The Swedish Pensions Agency (SPA) has launched an inquiry into the country’s pension system, following criticisms that suggested Swedish pensions were inadequate for some savers.
The SPA noted the system had been criticised for pensions being too low, younger Swedes having to save more to receive the same pension levels as previous generations and goals decided by the Riksdag not being achieved.
According to the SPA, the system was often described as being “constantly eroded” and that if things continued, current and future pensioners could be thrown into poverty.
The body says that various players are demanding higher pension contributions and more favourable conditions for private savings.

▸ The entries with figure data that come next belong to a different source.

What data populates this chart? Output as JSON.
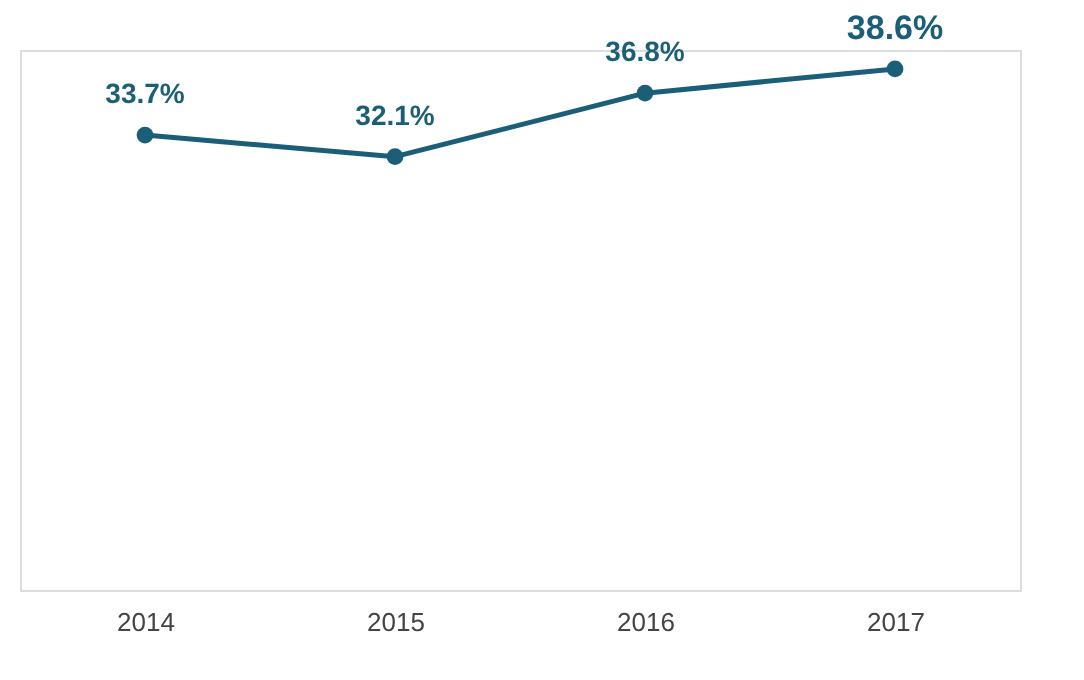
{
  "chart_data": {
    "type": "line",
    "categories": [
      "2014",
      "2015",
      "2016",
      "2017"
    ],
    "series": [
      {
        "color": "#1b5e78",
        "values": [
          33.7,
          32.1,
          36.8,
          38.6
        ],
        "value_labels": [
          "33.7%",
          "32.1%",
          "36.8%",
          "38.6%"
        ]
      }
    ],
    "tick_labels": "x",
    "marker": "circle",
    "line_style": "solid"
  }
}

“The Swedish Pensions Agency has an information assignment where we will increase our understanding of the pension system. To create a true picture of pensions and the pension system, we will provide a fact-based picture of the system and its effects,” said SPA Director General, Daniel Barr.
“Regardless of what decisions are made about the pension system, they need to be well-founded, we owe it to current and future pensioners and those in employment.”
The inquiry and subsequent reports will be based on central criticisms of the pension system. The Swedish Pensions Agency will publish the reports with pre-determined dates up until the summer of 2022.
The first report, titled ‘Are pensions sufficient?’ will be published on 12 November 2021.
In August, the SPA released findings from a report that revealed a fifth of Swedish people who worked past retirement did so because they felt their pension was too low.
A recent study from Skandia suggested students were hit hardest under the current system. Graduates could be required to save an additional SEK 1,800 a month in their career to attain their desired pension sum, according to the study.